[Dialogue] A Hint of Possibility in the Air
Harry Wainwright
h-wainwright at charter.net
Thu Nov 9 12:58:45 EST 2006
Published on Wednesday, November 8, 2006 by the Chicago Tribune
<http://www.chicagotribune.com/news>
A Hint of Possibility in the Air
by Garrison Keillor
So now we have thrown some rascals out and left some rascals in power and
sent some new folks to Washington to learn the art of rascality, and what in
the end, after all the hoopla, will really change? Or will the town drunk
continue to run the municipal liquor store?
Perhaps there will be some rational debate on the war. The voters have said
they don't want the 30 Years War that Vice President Dick Cheney envisions,
so it's time for him and his friend to start making other arrangements. This
happens all the time in the real world. If you can't accomplish the mission,
then you accept it and find a graceful way out.
The health insurance crisis may be addressed, and the crippled behemoth that
is Homeland Security. And surely Congress will rediscover the use of the
subpoena and require public servants to account for themselves under oath.
This would be a novelty. After six years of ingenious spin, we could get a
history lesson while we're still young enough to profit from it.
People still care deeply about our government, despite every invitation to
disillusionment. This is the astonishment. For my generation, the first big
blow was the failure of Washington to get to the truth about the
assassination of John F. Kennedy and then its inability to change a
disastrous course in Vietnam. You stand at the majestic polished wall with
the 57,000 names on it, and you look across the river to Arlington, and
here, within one mile, are two enormous aching sorrows, and a mile behind
you is the U.S. Supreme Court, which threw the election of 2000. Some people
killed our president and got away with it; men were shipped off to die in a
lousy war promulgated by Democrats afraid to be called weak on communism;
and an election was stolen, no protest. And yet we still stroll down to the
church and cast our ballots. We live on hope.

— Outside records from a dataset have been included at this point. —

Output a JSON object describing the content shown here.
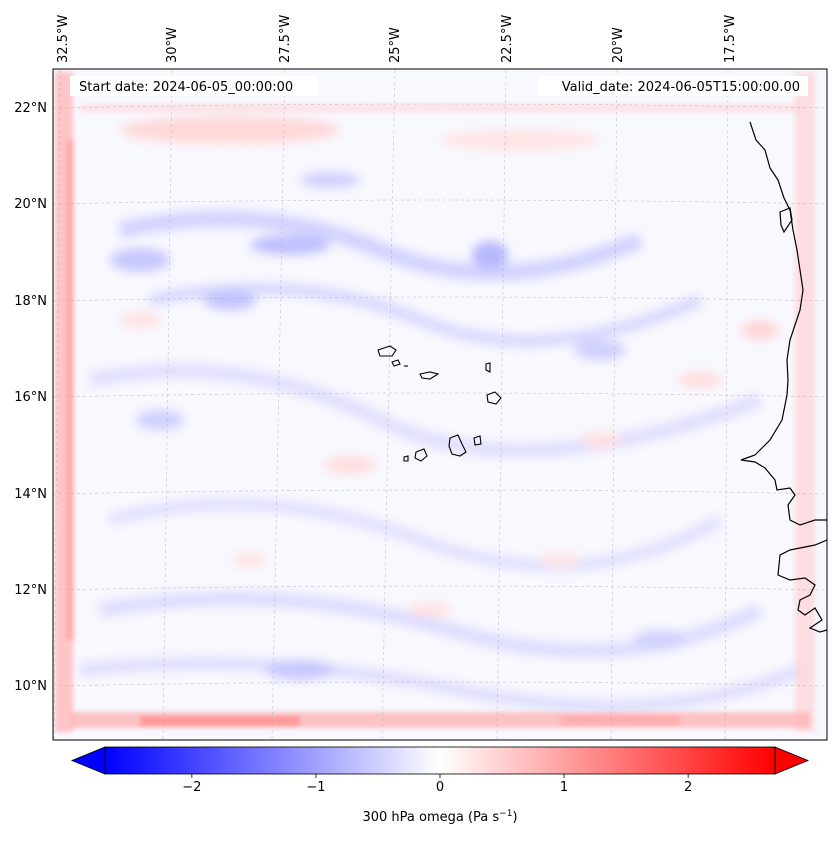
{
  "map": {
    "start_label": "Start date: 2024-06-05_00:00:00",
    "valid_label": "Valid_date: 2024-06-05T15:00:00.00",
    "lon_ticks": [
      "32.5°W",
      "30°W",
      "27.5°W",
      "25°W",
      "22.5°W",
      "20°W",
      "17.5°W"
    ],
    "lat_ticks": [
      "22°N",
      "20°N",
      "18°N",
      "16°N",
      "14°N",
      "12°N",
      "10°N"
    ],
    "field": "300 hPa omega"
  },
  "colorbar": {
    "ticks": [
      "−2",
      "−1",
      "0",
      "1",
      "2"
    ],
    "label_main": "300 hPa omega (Pa s",
    "label_sup": "−1",
    "label_close": ")",
    "vmin": -2.7,
    "vmax": 2.7,
    "colors": {
      "low": "#0000ff",
      "mid": "#ffffff",
      "high": "#ff0000"
    }
  }
}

Forty years ago I drove to Baltimore for a friend's wedding and then, on a
powerful urge, veered off toward Washington. It was night. I drove through a
confusing grid of diagonals and circles, saw the great dome illuminated,
drove up to it and parked and walked in. You could do that then. A few cops
stood around, and you strolled past them and into the rotunda, and stood
dazed and humbled in this space where great men had moved. The tragedy of
secession was played out in these halls, and the New Deal was launched, and
FDR was carried up here after Pearl Harbor to declare World War II, after
which wise men designed the Marshall Plan that rebuilt Europe and the GI
Bill of Rights that built an American middle class.
It has been a long time since we had reason to be proud of these people,
though they are essentially the same people as those who accomplished great
things. So what's wrong?
One problem with Congress is that 90 percent of it is ceremonial and so
little has to do with elucidation. The Honorable meets with representatives
of the American Beer Can Association, the Swizzle Stick Foundation, the
League of Tutu Manufacturers, and poses for photos and listens to their
pitches, and then goes to the floor and proclaims Eugene P. Fenstermaker
Day, and then to a subcommittee hearing to read a two-page statement
praising the arts as a triumphant manifestation of the human spirit, and
then back to the office to welcome 10 fat men in beanies and the 4-Hers from
Hooperville, then off to the banquet of the American Ferret Federation, and
seldom during the day is the Honorable ever challenged or questioned or
asked to listen to anything that wasn't vetted and paid for. The Great
Personage is either regarded with servile deference or heartily abused by
bloggers. This is not a good life for an inquiring mind.
You meet congressmen in private and they're perfectly thoughtful and
well-spoken people, nothing like the raging idiots they impersonate in
campaign ads, and you think, maybe Congress needs more privacy. Send them
off on unchaperoned trips to see the world firsthand. More closed-door
caucuses where they can say what they think without worrying that one stray
phrase may kill them.
Or maybe Congress simply needed more Democrats. We are a civil bunch, owing
to our contentious upbringings. With a smart, well-spoken woman for speaker
instead of that lumbering, mumbling galoot who covered for the Current
Occupant, perhaps life will get more interesting. Maybe they'll do something
good. It's possible.
Garrison Keillor is an author and host of "A Prairie Home Companion."